Au sein de l'écurie suisse, le duel que se livreront le Brésilien Massa, qui entame sa troisième saison, et Villeneuve, qui aborde son neuvième championnat et dont le titre mondial de 1997 paraît bien loin, s'annonce passionnant. Ces deux hommes seront sans aucun doute très complémentaires et leur duel devrait offrir un parallèle intéressant entre la fougue de la jeunesse et l'expérience qu'offre la maturité.

Dans les coulisses, malgré la modestie de ses résultats ces dernières années, l'écurie Sauber attise quelques convoitises. Ainsi, une partie de cette équipe pourrait être mise en vente dans un proche avenir pour une somme estimée à plus de 60 millions de dollars.

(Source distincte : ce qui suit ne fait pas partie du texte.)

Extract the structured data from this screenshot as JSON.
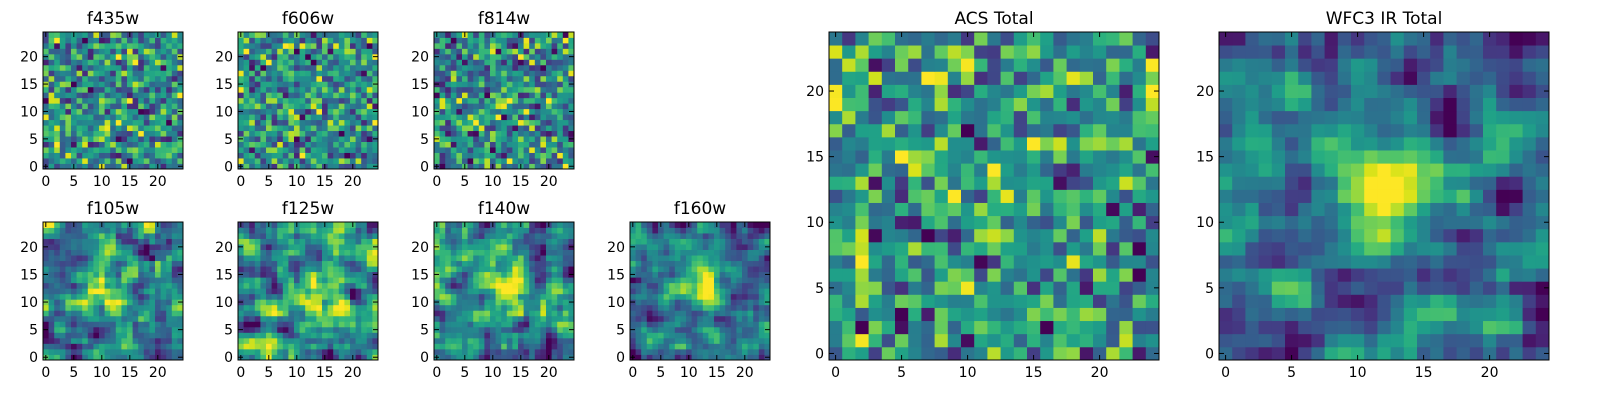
{
  "chart_data": [
    {
      "type": "heatmap",
      "title": "f435w",
      "colormap": "viridis",
      "grid": false,
      "xlim": [
        0,
        25
      ],
      "ylim": [
        0,
        25
      ],
      "x_ticks": [
        "0",
        "5",
        "10",
        "15",
        "20"
      ],
      "y_ticks": [
        "0",
        "5",
        "10",
        "15",
        "20"
      ],
      "shape": [
        25,
        25
      ],
      "values_description": "noise",
      "seed": 11
    },
    {
      "type": "heatmap",
      "title": "f606w",
      "colormap": "viridis",
      "grid": false,
      "xlim": [
        0,
        25
      ],
      "ylim": [
        0,
        25
      ],
      "x_ticks": [
        "0",
        "5",
        "10",
        "15",
        "20"
      ],
      "y_ticks": [
        "0",
        "5",
        "10",
        "15",
        "20"
      ],
      "shape": [
        25,
        25
      ],
      "values_description": "noise",
      "seed": 23
    },
    {
      "type": "heatmap",
      "title": "f814w",
      "colormap": "viridis",
      "grid": false,
      "xlim": [
        0,
        25
      ],
      "ylim": [
        0,
        25
      ],
      "x_ticks": [
        "0",
        "5",
        "10",
        "15",
        "20"
      ],
      "y_ticks": [
        "0",
        "5",
        "10",
        "15",
        "20"
      ],
      "shape": [
        25,
        25
      ],
      "values_description": "noise with faint central source",
      "seed": 37
    },
    {
      "type": "heatmap",
      "title": "f105w",
      "colormap": "viridis",
      "grid": false,
      "xlim": [
        0,
        25
      ],
      "ylim": [
        0,
        25
      ],
      "x_ticks": [
        "0",
        "5",
        "10",
        "15",
        "20"
      ],
      "y_ticks": [
        "0",
        "5",
        "10",
        "15",
        "20"
      ],
      "shape": [
        25,
        25
      ],
      "values_description": "smoothed noise with central source",
      "seed": 51
    },
    {
      "type": "heatmap",
      "title": "f125w",
      "colormap": "viridis",
      "grid": false,
      "xlim": [
        0,
        25
      ],
      "ylim": [
        0,
        25
      ],
      "x_ticks": [
        "0",
        "5",
        "10",
        "15",
        "20"
      ],
      "y_ticks": [
        "0",
        "5",
        "10",
        "15",
        "20"
      ],
      "shape": [
        25,
        25
      ],
      "values_description": "smoothed noise with central source",
      "seed": 67
    },
    {
      "type": "heatmap",
      "title": "f140w",
      "colormap": "viridis",
      "grid": false,
      "xlim": [
        0,
        25
      ],
      "ylim": [
        0,
        25
      ],
      "x_ticks": [
        "0",
        "5",
        "10",
        "15",
        "20"
      ],
      "y_ticks": [
        "0",
        "5",
        "10",
        "15",
        "20"
      ],
      "shape": [
        25,
        25
      ],
      "values_description": "smoothed noise with central source",
      "seed": 79
    },
    {
      "type": "heatmap",
      "title": "f160w",
      "colormap": "viridis",
      "grid": false,
      "xlim": [
        0,
        25
      ],
      "ylim": [
        0,
        25
      ],
      "x_ticks": [
        "0",
        "5",
        "10",
        "15",
        "20"
      ],
      "y_ticks": [
        "0",
        "5",
        "10",
        "15",
        "20"
      ],
      "shape": [
        25,
        25
      ],
      "values_description": "smoothed noise with bright central source",
      "seed": 97
    },
    {
      "type": "heatmap",
      "title": "ACS Total",
      "colormap": "viridis",
      "grid": false,
      "xlim": [
        0,
        25
      ],
      "ylim": [
        0,
        25
      ],
      "x_ticks": [
        "0",
        "5",
        "10",
        "15",
        "20"
      ],
      "y_ticks": [
        "0",
        "5",
        "10",
        "15",
        "20"
      ],
      "shape": [
        25,
        25
      ],
      "values_description": "noise with faint central source",
      "seed": 131
    },
    {
      "type": "heatmap",
      "title": "WFC3 IR Total",
      "colormap": "viridis",
      "grid": false,
      "xlim": [
        0,
        25
      ],
      "ylim": [
        0,
        25
      ],
      "x_ticks": [
        "0",
        "5",
        "10",
        "15",
        "20"
      ],
      "y_ticks": [
        "0",
        "5",
        "10",
        "15",
        "20"
      ],
      "shape": [
        25,
        25
      ],
      "values_description": "smoothed noise with bright central source",
      "seed": 173
    }
  ]
}
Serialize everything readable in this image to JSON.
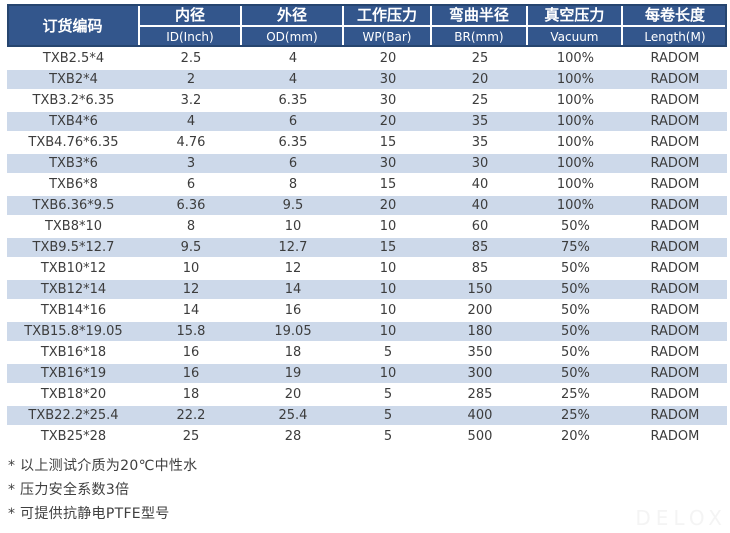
{
  "colors": {
    "header_bg": "#33568C",
    "header_border": "#26456F",
    "row_stripe": "#CDD9EA",
    "body_text": "#3C3C3C"
  },
  "table": {
    "code_header": "订货编码",
    "columns": [
      {
        "zh": "内径",
        "en": "ID(Inch)"
      },
      {
        "zh": "外径",
        "en": "OD(mm)"
      },
      {
        "zh": "工作压力",
        "en": "WP(Bar)"
      },
      {
        "zh": "弯曲半径",
        "en": "BR(mm)"
      },
      {
        "zh": "真空压力",
        "en": "Vacuum"
      },
      {
        "zh": "每卷长度",
        "en": "Length(M)"
      }
    ],
    "rows": [
      [
        "TXB2.5*4",
        "2.5",
        "4",
        "20",
        "25",
        "100%",
        "RADOM"
      ],
      [
        "TXB2*4",
        "2",
        "4",
        "30",
        "20",
        "100%",
        "RADOM"
      ],
      [
        "TXB3.2*6.35",
        "3.2",
        "6.35",
        "30",
        "25",
        "100%",
        "RADOM"
      ],
      [
        "TXB4*6",
        "4",
        "6",
        "20",
        "35",
        "100%",
        "RADOM"
      ],
      [
        "TXB4.76*6.35",
        "4.76",
        "6.35",
        "15",
        "35",
        "100%",
        "RADOM"
      ],
      [
        "TXB3*6",
        "3",
        "6",
        "30",
        "30",
        "100%",
        "RADOM"
      ],
      [
        "TXB6*8",
        "6",
        "8",
        "15",
        "40",
        "100%",
        "RADOM"
      ],
      [
        "TXB6.36*9.5",
        "6.36",
        "9.5",
        "20",
        "40",
        "100%",
        "RADOM"
      ],
      [
        "TXB8*10",
        "8",
        "10",
        "10",
        "60",
        "50%",
        "RADOM"
      ],
      [
        "TXB9.5*12.7",
        "9.5",
        "12.7",
        "15",
        "85",
        "75%",
        "RADOM"
      ],
      [
        "TXB10*12",
        "10",
        "12",
        "10",
        "85",
        "50%",
        "RADOM"
      ],
      [
        "TXB12*14",
        "12",
        "14",
        "10",
        "150",
        "50%",
        "RADOM"
      ],
      [
        "TXB14*16",
        "14",
        "16",
        "10",
        "200",
        "50%",
        "RADOM"
      ],
      [
        "TXB15.8*19.05",
        "15.8",
        "19.05",
        "10",
        "180",
        "50%",
        "RADOM"
      ],
      [
        "TXB16*18",
        "16",
        "18",
        "5",
        "350",
        "50%",
        "RADOM"
      ],
      [
        "TXB16*19",
        "16",
        "19",
        "10",
        "300",
        "50%",
        "RADOM"
      ],
      [
        "TXB18*20",
        "18",
        "20",
        "5",
        "285",
        "25%",
        "RADOM"
      ],
      [
        "TXB22.2*25.4",
        "22.2",
        "25.4",
        "5",
        "400",
        "25%",
        "RADOM"
      ],
      [
        "TXB25*28",
        "25",
        "28",
        "5",
        "500",
        "20%",
        "RADOM"
      ]
    ]
  },
  "notes": [
    "* 以上测试介质为20℃中性水",
    "* 压力安全系数3倍",
    "* 可提供抗静电PTFE型号"
  ],
  "watermark": "DELOX"
}
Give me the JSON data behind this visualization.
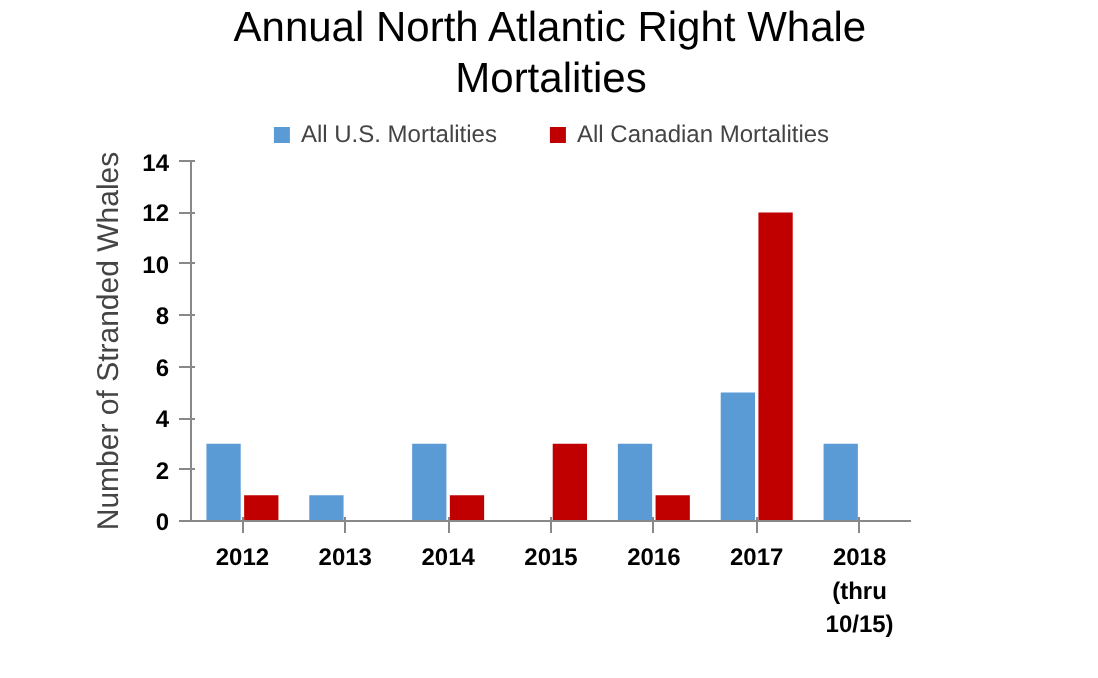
{
  "chart_data": {
    "type": "bar",
    "title": "Annual North Atlantic Right Whale Mortalities",
    "ylabel": "Number of Stranded Whales",
    "categories": [
      "2012",
      "2013",
      "2014",
      "2015",
      "2016",
      "2017",
      "2018\n(thru\n10/15)"
    ],
    "series": [
      {
        "name": "All U.S. Mortalities",
        "color": "#5b9bd5",
        "values": [
          3,
          1,
          3,
          0,
          3,
          5,
          3
        ]
      },
      {
        "name": "All Canadian Mortalities",
        "color": "#c00000",
        "values": [
          1,
          0,
          1,
          3,
          1,
          12,
          0
        ]
      }
    ],
    "ylim": [
      0,
      14
    ],
    "yticks": [
      0,
      2,
      4,
      6,
      8,
      10,
      12,
      14
    ],
    "grid": false,
    "legend": "top"
  }
}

A ce jour, Credit Suisse en détient un peu plus de 60% du capital et ces parts intéressent le constructeur BMW qui sera probablement le prochain motoriste de l'écurie suisse. Les Allemands n'ont jamais caché qu'ils ambitionnent de disposer d'une écurie à leur nom dans un proche avenir. Le constructeur de Munich espère faire avec Sauber ce qu'il n'a pas réussi avec Williams.

C'est d'ailleurs le destin des petites écuries que d'être rachetées par de puissants groupes ou par un grand constructeur automobile tant les budgets deviennent difficiles à réunir. Les aménagements des règlements techniques et sportifs n'auront probablement pas d'influence en termes d'économies.

Ainsi l'équipe Jaguar a été rachetée par la société de boisson énergétique Red Bull, qui était un important sponsor et partenaire de Sauber depuis plusieurs années et que l'écurie suisse doit remplacer.

La moribonde écurie Jordan, elle, a été reprise par la mystérieuse société Midland, propriété d'un groupe industriel russe dont le patron est d'origine canadienne. Reste le cas, quasi désespéré, de Minardi achetée à la fin de l'année 2000 par Paul Stoddart un richissime homme d'affaire australien dont la fortune semble d'ailleurs se tarir. Vendredi, les Minardi n'ont pas participé à la première journée d'essais du Grand Prix d'Australie, faute d'avoir présenté des voitures, en conformité avec le nouveau règlement que son propriétaire jugeait trop coûteux à appliquer.